The limits of AI review were clear. LLM-based reviewers excel at optimizing internal consistency — catching statistical errors, flagging missing citations, identifying logical contradictions. What they cannot do is step outside the paper’s frame and ask: “Does this experiment measure what you think it measures?” That question requires domain expertise — the lived experience of building and operating the systems being studied. I saw the ecological validity problem the moment I sat down to read. Thirteen Opus instances could not see it across six rounds of review.
The RLHF-benchmark tension was perhaps the deepest insight. Benchmarks that reward verbose, speculative, or philosophically-oriented responses will systematically penalize the most production-optimized models. This is not a bug in the models. It is a bug in the benchmarks.
I saved the dataset, the statistical methodology, and the L2b protocol for future work. I documented the lessons where my agents could find them in future sessions. And I moved on, carrying with me the understanding that the hardest problems in AI-assisted research are not technical. They are epistemological.
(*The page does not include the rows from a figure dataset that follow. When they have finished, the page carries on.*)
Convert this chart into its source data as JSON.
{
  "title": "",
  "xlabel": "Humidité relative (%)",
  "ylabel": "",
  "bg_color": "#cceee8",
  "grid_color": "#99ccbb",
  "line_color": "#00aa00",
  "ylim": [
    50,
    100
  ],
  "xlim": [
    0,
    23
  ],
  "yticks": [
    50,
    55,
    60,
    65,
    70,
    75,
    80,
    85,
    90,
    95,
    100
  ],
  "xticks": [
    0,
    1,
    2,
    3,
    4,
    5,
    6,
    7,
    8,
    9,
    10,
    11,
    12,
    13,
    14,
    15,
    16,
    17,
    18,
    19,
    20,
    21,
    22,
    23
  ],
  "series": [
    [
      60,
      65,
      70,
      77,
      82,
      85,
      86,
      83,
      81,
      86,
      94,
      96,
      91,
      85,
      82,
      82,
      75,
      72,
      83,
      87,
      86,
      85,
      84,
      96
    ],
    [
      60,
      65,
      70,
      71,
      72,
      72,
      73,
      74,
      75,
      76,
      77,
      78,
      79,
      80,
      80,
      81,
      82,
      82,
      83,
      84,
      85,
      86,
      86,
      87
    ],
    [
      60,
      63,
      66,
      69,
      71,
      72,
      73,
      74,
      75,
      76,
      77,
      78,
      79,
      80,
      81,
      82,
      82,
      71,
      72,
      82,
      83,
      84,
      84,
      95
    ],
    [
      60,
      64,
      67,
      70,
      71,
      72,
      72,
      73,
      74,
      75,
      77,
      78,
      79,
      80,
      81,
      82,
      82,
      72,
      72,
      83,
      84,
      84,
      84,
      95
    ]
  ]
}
The project was called MIRROR, and in the end, it functioned as one — but not in the way I intended. It was not the AI agents who saw themselves in the mirror. It was me. The mirror showed me the capabilities and limits of my own tools: what the system could do (compress months of work into days), what AI reviewers could do (polish relentlessly), and what neither could do (question their own premises).
The most valuable skill in the age of AI-assisted research is knowing when to trust the machine and when to trust yourself.
The mirror test, it turns out, is for everyone.
Written March 2026. The MIRROR benchmark paper remains unpublished. The lessons it taught do not.